Crosstown protected bike lanes can reduce the number of bicycle accident injuries and deaths in NYC
As personal injury lawyers and bicycle accident lawyers, we applaud the recent decision by the Upper West Side Community Board 7 to back crosstown protected bike lanes. This move is a significant step forward in promoting safer cycling and reducing the number of bicycle accidents in New York City.
Cycling is a popular mode of transportation in New York, and it is essential to have adequate infrastructure to support it. Protected bike lanes provide a safe and secure environment for cyclists to ride, reducing the risk of collisions with motor vehicles, pedestrians, or other obstacles on the road. Studies have shown that protected bike lanes can reduce the number of crashes by up to 90%.
Bicycle accidents often result in catastrophic injuries or death
Unfortunately, many bicycle accidents still occur in New York City, and the consequences can be severe. Cyclists can suffer severe injuries such as broken bones, traumatic brain injuries, spinal cord injuries, or even death. As personal injury attorneys, we have seen firsthand the devastating impact these accidents can have on the victims and their families.
One of the most effective ways to reduce bicycle accidents is to create dedicated and protected bike lanes. Protected bike lanes are separated from vehicular traffic by physical barriers, such as curbs or bollards. This separation provides a safe and secure space for bicyclists to ride, reducing the risk of collisions with cars, trucks, and buses.

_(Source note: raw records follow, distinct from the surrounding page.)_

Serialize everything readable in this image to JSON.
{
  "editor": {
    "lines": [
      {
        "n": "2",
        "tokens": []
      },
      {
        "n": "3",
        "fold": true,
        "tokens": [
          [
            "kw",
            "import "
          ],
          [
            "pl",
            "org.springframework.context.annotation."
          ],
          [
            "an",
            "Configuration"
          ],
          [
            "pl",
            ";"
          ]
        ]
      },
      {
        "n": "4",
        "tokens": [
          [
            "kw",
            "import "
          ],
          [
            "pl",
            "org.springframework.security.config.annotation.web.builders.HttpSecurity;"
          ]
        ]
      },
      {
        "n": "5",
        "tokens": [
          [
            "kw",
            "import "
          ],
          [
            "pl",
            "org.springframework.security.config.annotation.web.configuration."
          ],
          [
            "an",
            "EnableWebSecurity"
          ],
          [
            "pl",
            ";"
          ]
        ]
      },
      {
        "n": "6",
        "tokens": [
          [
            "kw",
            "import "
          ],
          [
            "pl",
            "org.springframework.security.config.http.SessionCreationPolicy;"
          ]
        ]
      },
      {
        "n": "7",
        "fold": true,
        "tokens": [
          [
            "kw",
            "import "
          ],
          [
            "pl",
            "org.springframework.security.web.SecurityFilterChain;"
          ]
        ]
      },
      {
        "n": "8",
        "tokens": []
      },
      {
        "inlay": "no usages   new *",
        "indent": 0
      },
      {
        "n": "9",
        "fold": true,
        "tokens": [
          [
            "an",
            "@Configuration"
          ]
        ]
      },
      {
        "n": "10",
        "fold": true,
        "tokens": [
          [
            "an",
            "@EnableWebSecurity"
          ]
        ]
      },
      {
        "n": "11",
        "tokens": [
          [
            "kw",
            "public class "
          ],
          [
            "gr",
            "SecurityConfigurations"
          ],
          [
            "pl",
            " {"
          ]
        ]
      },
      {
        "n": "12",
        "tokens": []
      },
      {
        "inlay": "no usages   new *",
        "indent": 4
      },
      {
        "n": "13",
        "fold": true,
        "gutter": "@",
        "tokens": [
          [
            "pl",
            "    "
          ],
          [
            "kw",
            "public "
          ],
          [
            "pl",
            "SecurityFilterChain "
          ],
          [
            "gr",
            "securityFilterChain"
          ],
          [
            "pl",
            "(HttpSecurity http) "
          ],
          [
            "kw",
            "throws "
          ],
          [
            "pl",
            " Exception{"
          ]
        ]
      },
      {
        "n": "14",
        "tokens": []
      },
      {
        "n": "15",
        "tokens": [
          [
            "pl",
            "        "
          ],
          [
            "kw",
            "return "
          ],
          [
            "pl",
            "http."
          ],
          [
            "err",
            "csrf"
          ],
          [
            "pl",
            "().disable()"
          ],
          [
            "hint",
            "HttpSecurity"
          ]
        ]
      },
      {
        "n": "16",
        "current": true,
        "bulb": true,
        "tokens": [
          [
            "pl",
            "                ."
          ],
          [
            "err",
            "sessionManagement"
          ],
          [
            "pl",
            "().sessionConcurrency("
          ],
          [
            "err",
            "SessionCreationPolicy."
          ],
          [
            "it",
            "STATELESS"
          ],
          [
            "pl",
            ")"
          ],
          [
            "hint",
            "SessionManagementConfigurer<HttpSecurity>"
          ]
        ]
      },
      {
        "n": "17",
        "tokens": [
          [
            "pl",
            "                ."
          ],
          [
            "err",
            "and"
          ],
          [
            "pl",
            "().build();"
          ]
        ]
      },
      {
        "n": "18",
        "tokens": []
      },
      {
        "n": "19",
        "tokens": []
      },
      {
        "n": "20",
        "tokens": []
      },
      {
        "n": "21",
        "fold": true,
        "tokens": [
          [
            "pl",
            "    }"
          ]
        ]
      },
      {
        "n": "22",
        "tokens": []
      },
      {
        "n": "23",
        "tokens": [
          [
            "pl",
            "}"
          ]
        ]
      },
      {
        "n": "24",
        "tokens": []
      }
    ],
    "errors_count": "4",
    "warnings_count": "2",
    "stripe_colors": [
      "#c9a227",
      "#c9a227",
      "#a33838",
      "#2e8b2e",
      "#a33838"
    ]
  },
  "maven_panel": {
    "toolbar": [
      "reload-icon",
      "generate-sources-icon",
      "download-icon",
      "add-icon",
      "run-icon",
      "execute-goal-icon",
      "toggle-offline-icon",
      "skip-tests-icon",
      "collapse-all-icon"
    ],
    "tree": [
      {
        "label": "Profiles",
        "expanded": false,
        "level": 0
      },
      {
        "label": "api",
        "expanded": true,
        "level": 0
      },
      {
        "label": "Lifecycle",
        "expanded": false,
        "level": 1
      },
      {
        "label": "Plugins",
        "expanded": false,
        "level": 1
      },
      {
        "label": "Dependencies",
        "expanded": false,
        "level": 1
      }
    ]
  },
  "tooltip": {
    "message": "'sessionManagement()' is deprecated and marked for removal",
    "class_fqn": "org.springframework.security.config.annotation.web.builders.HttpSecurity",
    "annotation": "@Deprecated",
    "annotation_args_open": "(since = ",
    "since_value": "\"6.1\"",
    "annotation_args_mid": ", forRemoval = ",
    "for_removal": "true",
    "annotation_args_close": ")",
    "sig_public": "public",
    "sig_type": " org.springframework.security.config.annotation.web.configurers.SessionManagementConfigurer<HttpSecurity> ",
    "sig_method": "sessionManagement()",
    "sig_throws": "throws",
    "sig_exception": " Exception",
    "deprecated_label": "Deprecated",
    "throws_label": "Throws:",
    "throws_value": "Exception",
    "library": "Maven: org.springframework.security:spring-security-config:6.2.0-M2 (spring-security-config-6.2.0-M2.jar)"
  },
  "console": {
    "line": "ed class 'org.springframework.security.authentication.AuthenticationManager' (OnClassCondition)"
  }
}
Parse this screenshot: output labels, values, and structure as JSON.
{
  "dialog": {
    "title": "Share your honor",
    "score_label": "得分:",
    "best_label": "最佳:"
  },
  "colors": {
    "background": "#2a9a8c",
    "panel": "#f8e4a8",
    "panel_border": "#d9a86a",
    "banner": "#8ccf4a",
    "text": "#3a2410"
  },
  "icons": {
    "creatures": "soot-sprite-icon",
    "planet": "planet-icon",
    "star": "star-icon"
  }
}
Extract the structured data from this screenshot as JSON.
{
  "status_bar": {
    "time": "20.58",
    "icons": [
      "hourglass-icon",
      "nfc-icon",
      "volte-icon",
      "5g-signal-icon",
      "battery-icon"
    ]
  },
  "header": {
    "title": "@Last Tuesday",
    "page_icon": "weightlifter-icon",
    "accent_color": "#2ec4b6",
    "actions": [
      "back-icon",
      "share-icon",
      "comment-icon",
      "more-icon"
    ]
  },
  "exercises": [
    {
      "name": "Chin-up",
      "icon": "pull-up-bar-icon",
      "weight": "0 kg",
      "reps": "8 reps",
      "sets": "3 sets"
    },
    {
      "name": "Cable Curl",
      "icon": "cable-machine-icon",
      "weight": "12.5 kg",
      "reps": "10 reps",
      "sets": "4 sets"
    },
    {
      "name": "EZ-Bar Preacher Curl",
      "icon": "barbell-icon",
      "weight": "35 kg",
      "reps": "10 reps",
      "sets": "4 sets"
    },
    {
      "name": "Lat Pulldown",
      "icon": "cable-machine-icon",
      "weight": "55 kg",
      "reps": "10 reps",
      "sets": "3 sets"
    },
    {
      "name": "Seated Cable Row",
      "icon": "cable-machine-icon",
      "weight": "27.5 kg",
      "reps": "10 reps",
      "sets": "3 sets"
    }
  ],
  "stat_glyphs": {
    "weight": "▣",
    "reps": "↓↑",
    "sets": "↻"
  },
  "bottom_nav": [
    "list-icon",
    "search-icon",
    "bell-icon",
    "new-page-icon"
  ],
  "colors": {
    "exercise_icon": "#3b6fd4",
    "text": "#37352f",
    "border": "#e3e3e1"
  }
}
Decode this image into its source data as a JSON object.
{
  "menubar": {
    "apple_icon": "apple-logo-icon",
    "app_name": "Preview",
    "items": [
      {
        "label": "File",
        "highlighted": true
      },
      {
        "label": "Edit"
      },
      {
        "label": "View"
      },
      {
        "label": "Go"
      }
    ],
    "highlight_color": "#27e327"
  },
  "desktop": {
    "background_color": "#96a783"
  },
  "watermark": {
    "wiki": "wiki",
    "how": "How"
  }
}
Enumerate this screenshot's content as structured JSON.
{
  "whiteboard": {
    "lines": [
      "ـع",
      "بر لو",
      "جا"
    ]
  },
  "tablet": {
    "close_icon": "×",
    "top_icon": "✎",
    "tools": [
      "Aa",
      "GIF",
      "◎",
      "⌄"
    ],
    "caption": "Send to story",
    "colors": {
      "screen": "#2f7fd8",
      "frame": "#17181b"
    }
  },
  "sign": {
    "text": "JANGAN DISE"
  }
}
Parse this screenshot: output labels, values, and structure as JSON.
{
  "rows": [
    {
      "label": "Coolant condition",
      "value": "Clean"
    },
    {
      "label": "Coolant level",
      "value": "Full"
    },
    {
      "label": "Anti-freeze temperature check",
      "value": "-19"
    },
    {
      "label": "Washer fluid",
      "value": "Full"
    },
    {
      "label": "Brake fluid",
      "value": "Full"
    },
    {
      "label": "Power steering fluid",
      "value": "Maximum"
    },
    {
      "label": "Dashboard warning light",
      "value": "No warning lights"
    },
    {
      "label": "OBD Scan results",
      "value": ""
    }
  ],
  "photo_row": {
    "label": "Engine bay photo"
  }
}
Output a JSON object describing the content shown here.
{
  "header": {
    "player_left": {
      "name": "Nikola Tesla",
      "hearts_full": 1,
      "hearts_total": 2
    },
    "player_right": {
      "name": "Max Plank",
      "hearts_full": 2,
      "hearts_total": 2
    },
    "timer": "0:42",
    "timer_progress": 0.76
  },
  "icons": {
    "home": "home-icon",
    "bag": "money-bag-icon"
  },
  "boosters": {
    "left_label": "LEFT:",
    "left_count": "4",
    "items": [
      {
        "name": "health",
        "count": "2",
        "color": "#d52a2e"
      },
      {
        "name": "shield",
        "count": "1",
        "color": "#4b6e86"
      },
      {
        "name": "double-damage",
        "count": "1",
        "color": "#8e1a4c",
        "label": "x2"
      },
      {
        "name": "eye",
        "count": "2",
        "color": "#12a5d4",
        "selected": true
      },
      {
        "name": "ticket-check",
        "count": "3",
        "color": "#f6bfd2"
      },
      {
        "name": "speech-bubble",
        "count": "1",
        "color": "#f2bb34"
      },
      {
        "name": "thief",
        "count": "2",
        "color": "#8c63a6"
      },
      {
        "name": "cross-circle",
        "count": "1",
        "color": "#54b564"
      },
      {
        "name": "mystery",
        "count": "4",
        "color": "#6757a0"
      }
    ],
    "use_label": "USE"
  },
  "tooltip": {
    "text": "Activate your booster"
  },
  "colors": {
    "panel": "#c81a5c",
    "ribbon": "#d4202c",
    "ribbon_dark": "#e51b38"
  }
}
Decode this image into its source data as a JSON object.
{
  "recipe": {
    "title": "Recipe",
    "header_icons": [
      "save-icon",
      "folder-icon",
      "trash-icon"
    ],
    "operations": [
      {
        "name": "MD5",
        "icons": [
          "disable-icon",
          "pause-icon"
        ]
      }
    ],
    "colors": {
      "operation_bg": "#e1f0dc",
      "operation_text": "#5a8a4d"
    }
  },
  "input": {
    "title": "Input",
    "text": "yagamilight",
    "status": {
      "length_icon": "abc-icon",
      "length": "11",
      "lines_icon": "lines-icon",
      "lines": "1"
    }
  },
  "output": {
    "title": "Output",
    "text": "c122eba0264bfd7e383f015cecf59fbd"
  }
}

The decision by the Upper West Side panel to back crosstown protected bike lanes is a positive development that will benefit everyone who uses the road. It will create a safer environment for cyclists, reduce the risk of accidents, and promote more sustainable transportation. This decision will not only benefit bicyclists, but also pedestrians and motorists. Protected bike lanes create a clear separation between bicyclists and vehicular traffic, reducing conflicts and making the streets safer for everyone.